Source: Home Stratosphere

Though dual master suites are met with enthusiasm from a number of home buyers, they’re not for everyone, meaning you may have a hard time finding a home for sale with them, or selling your home for the appropriate amount once you have them. Real estate is all about convincing buyers that you have what they’re looking for, and this is a trend that’s only just now catching on.

House Flipping is Making a Come Back

More than 6% of houses sold last year were “flips,” meaning that house flipping is making a comeback. The practice of purchasing a cheaper home, renovating it quickly, and then reselling it for a profit had dropped off since the housing bubble burst in 2008, after which it became hard to turn a profit on any housing in the United States.

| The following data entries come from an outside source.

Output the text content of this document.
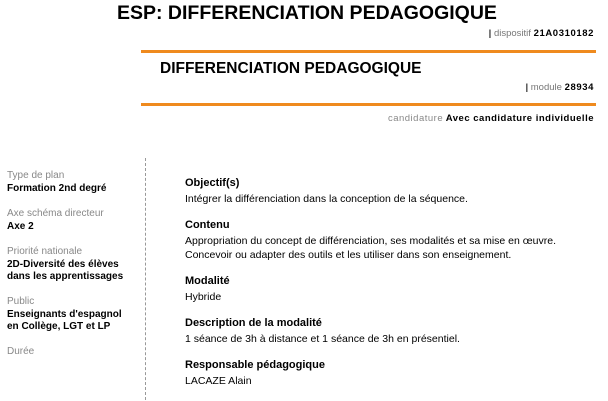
ESP: DIFFERENCIATION PEDAGOGIQUE
| dispositif 21A0310182
DIFFERENCIATION PEDAGOGIQUE
| module 28934
candidature Avec candidature individuelle
Type de plan
Formation 2nd degré
Axe schéma directeur
Axe 2
Priorité nationale
2D-Diversité des élèves dans les apprentissages
Public
Enseignants d'espagnol en Collège, LGT et LP
Durée
Objectif(s)
Intégrer la différenciation dans la conception de la séquence.
Contenu
Appropriation du concept de différenciation, ses modalités et sa mise en œuvre. Concevoir ou adapter des outils et les utiliser dans son enseignement.
Modalité
Hybride
Description de la modalité
1 séance de 3h à distance et 1 séance de 3h en présentiel.
Responsable pédagogique
LACAZE Alain
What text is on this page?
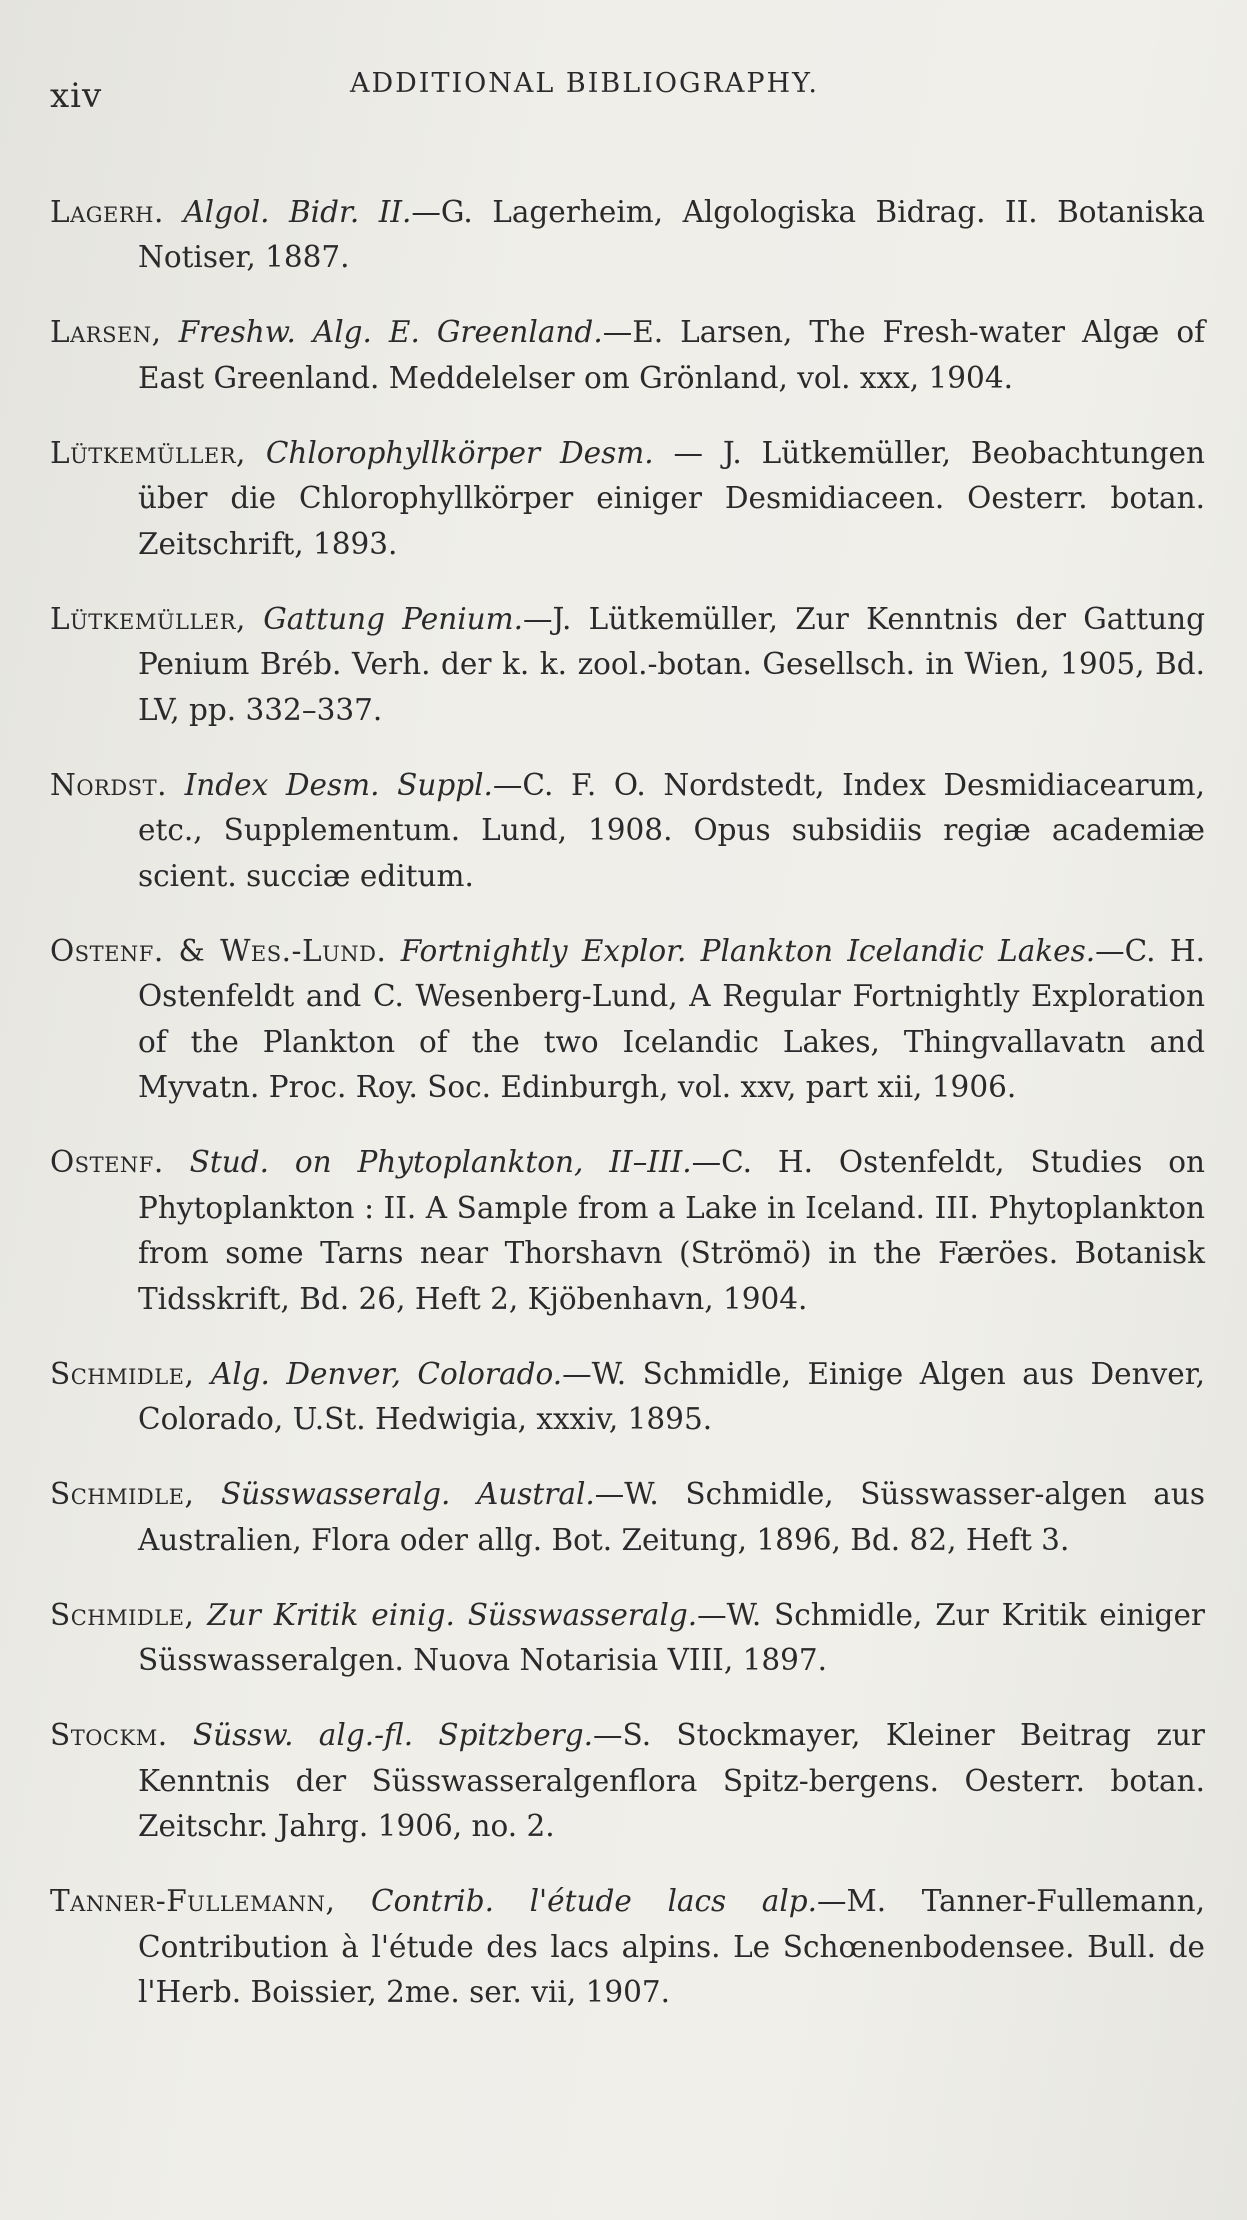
xiv	ADDITIONAL BIBLIOGRAPHY.

Lagerh. Algol. Bidr. II.—G. Lagerheim, Algologiska Bidrag. II. Botaniska Notiser, 1887.

Larsen, Freshw. Alg. E. Greenland.—E. Larsen, The Fresh-water Algæ of East Greenland. Meddelelser om Grönland, vol. xxx, 1904.

Lütkemüller, Chlorophyllkörper Desm. — J. Lütkemüller, Beobachtungen über die Chlorophyllkörper einiger Desmidiaceen. Oesterr. botan. Zeitschrift, 1893.

Lütkemüller, Gattung Penium.—J. Lütkemüller, Zur Kenntnis der Gattung Penium Bréb. Verh. der k. k. zool.-botan. Gesellsch. in Wien, 1905, Bd. LV, pp. 332–337.

Nordst. Index Desm. Suppl.—C. F. O. Nordstedt, Index Desmidiacearum, etc., Supplementum. Lund, 1908. Opus subsidiis regiæ academiæ scient. succiæ editum.

Ostenf. & Wes.-Lund. Fortnightly Explor. Plankton Icelandic Lakes.—C. H. Ostenfeldt and C. Wesenberg-Lund, A Regular Fortnightly Exploration of the Plankton of the two Icelandic Lakes, Thingvallavatn and Myvatn. Proc. Roy. Soc. Edinburgh, vol. xxv, part xii, 1906.

Ostenf. Stud. on Phytoplankton, II–III.—C. H. Ostenfeldt, Studies on Phytoplankton : II. A Sample from a Lake in Iceland. III. Phytoplankton from some Tarns near Thorshavn (Strömö) in the Færöes. Botanisk Tidsskrift, Bd. 26, Heft 2, Kjöbenhavn, 1904.

Schmidle, Alg. Denver, Colorado.—W. Schmidle, Einige Algen aus Denver, Colorado, U.St. Hedwigia, xxxiv, 1895.

Schmidle, Süsswasseralg. Austral.—W. Schmidle, Süsswasser-algen aus Australien, Flora oder allg. Bot. Zeitung, 1896, Bd. 82, Heft 3.

Schmidle, Zur Kritik einig. Süsswasseralg.—W. Schmidle, Zur Kritik einiger Süsswasseralgen. Nuova Notarisia VIII, 1897.

Stockm. Süssw. alg.-fl. Spitzberg.—S. Stockmayer, Kleiner Beitrag zur Kenntnis der Süsswasseralgenflora Spitz-bergens. Oesterr. botan. Zeitschr. Jahrg. 1906, no. 2.

Tanner-Fullemann, Contrib. l'étude lacs alp.—M. Tanner-Fullemann, Contribution à l'étude des lacs alpins. Le Schœnenbodensee. Bull. de l'Herb. Boissier, 2me. ser. vii, 1907.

Source: Rehab Financial Group

However, this resurgence might not be a good thing, Trulia’s Chief Economist Ralph McLaughlin says. “When you see flipping reach ten-year highs, economists like us tend to worry a little bit.” He does admit that the situation may not be the same as before the market crashed. These days, people are taking cues from the myriad of DIY shows on TV right now and making significant improvements to the houses they’re flipping, instead of just adding a coat of paint and sitting on the property until the value jumps.

Source: Erice Goetz, Diana Olick, CNBC

Not that that isn’t still the case. 2016 saw the highest jump in housing prices in the past four years, which means that even if flippers bought a bad investment and spent more money than they budgeted for to fix up a home, they’re more likely to make a profit anyways. However, the process takes months, and if the market were to take another turn like it did nine years ago, house flippers could find themselves in dire financial straits. But sometimes, the lure of large returns (and a chance to see some really satisfying results) is just too great to pull people away from this lucrative hobby.

Old Building Technology Can Help Combat Climate Change

Climate change and major deforestation has transformed the already-dry Sahel region of Sub-Saharan Africa into a desert where building materials are scarce and the people are extremely poor. Most cannot afford the imported sheet metal to make roofs and walls for their houses, and the material itself is ill suited for the extreme changes in temperature the region experiences.

Source: La Voute Nubienne

Thankfully a solution has been found, though it isn’t a new one. NGO La Voute Nubienne (Nubian Vault) has began using a technique of making bricks from mud and earth that was perfected nearly 3,000 years ago. An entire home can be built in half a month, and the bricks can be used for other structures as well. The company has built over 20,000 homes so far, across five countries in West Africa, and they aren’t showing any signs of slowing.

Source: La Voute Nubienne

The Nubian homes are in such high demand not only because of their affordability, but also because they repel the warmth of the blistering sun in the daytime, and trap it at night – a valuable asset for a dwelling in an African desert. Another benefit of using the NGO is their willingness to allow homeowners to work with them, as well as training masons to be autonomous. Spreading the knowledge of how to create these bricks and homes means more Africans can have sustainable, insulated homes faster, and that’s what the company is all about.

Source: La Voute Nubienne

Environmentalists are also on board. Because the process involves no wood or straw, it has the potential to dramatically curb deforestation in the region. The bricks are build on site, which means that with almost no transportation cost, they also cut back on CO2 during construction! La Voute Nubienne has big plans for expansion, and so far there seems to be no downside for Africa!